How much is a replacement battery for your tool?
This is the same game in every country/market, isn't it? The manufacturer's batteries cost at least 1/3 as much as the tools, and sometimes more than the tool, itself!
Then the generic replacements might arrive, a year or two later, if your tool is popular.
I concur, though, that unless you have some experience under your belt, I wouldn't make a home-made charger. A noob making a one-off circuit with more than two components and 4 or 5 connections, and any number of things can break/fail.
Personally, I would calculate the charge rate of your charger, and get cells that meet that discharge/charge rate. If you know the charge time, you can sorta extrapolate that half the charge is finished in the first 1/3 of that time. So a 2 Ah battery that finishes charging in 30 minutes means the charger is pushing at least 6A of max current, or thereabouts. So you want a 2 Ah cell with at least 3C charge/discharge capability. Mind ye this is super rough, and you have to monitor temp and voltages to make sure things are working correctly. Super rough only works if you are competent and do some due diligence. This is what I would do... but I'm content with what I know, and I would be watching that water boil very closely for many cycles before I would turn my back on it.

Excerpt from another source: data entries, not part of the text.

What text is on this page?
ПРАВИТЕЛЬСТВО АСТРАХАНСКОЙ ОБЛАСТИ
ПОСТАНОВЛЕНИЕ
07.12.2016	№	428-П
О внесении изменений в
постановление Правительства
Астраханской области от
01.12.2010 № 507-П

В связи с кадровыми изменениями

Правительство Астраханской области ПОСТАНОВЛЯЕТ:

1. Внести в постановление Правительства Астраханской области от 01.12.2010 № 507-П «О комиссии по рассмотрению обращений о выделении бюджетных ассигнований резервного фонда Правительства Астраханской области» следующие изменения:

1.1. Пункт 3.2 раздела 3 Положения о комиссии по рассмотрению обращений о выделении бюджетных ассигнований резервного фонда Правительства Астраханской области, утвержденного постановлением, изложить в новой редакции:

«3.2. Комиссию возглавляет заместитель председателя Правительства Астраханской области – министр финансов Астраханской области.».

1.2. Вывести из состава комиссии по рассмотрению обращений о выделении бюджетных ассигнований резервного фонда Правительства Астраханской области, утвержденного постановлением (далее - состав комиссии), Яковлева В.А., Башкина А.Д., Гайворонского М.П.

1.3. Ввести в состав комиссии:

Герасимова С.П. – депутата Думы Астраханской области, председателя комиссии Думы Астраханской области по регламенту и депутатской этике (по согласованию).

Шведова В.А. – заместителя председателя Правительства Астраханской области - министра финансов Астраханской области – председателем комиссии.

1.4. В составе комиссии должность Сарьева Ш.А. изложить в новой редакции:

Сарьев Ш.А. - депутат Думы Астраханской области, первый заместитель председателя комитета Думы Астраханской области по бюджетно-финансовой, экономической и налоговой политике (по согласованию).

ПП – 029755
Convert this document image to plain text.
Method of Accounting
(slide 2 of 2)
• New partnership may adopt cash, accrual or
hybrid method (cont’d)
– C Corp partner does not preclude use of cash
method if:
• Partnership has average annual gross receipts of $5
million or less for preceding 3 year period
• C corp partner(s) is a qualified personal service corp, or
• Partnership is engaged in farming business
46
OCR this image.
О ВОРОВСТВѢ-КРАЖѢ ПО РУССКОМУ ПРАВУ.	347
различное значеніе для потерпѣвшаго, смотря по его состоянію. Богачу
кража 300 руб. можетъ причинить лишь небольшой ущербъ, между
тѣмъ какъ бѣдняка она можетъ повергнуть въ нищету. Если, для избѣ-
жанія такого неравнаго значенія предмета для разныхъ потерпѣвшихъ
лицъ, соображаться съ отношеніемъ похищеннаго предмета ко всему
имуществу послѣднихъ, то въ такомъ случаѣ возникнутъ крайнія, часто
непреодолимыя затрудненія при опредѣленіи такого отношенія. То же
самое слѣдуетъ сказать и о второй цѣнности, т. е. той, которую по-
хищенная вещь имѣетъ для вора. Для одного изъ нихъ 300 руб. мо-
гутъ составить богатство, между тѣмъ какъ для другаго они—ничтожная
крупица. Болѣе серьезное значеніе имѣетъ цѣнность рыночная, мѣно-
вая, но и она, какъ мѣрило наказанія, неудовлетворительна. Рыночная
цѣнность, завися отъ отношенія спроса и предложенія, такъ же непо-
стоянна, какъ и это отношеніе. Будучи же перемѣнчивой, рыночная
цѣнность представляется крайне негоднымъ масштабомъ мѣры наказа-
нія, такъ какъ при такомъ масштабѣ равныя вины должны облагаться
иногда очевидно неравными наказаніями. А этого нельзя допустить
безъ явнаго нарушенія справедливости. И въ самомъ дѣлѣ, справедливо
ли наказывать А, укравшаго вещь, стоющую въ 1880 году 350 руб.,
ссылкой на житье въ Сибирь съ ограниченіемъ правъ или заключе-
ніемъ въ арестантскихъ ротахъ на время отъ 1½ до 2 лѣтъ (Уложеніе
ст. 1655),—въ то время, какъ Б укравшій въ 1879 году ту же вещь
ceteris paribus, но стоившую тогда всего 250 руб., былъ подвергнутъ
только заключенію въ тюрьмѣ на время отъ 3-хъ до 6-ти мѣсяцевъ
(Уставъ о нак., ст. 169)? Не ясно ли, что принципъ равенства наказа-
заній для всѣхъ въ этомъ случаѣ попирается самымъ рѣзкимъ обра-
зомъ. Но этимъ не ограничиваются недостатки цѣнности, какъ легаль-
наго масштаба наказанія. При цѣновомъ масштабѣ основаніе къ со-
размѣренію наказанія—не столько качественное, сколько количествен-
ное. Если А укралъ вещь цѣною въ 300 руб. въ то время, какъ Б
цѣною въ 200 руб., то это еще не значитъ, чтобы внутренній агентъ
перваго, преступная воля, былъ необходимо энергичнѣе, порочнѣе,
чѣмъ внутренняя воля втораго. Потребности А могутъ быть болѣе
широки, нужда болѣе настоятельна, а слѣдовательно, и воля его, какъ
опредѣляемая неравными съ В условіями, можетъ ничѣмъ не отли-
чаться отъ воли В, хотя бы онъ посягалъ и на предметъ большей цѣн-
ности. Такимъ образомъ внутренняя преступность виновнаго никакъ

Please, don't try this if it's a tool that you have to rely on and don't have time to mess around with. I only even suggest this is if you can afford to use this as a learning experience. You may quite likely have issues that could be dangerous. Burning down your house, death. The downside is pretty big. So if you are doing this to save money, once, so you can finish some other project, don't do it. If you do this, it should be the project, and expect to spend 12+ hours of your attention on it with DMM and what not, learning the reality, not just trusting the words on a computer screen. There are a hundred ways you can misinterpret and misapply what you have read. What this is is a chance to learn useful knowledge for pretty cheap, if you are careful and attentive, which you will be able to apply for the next 50 years.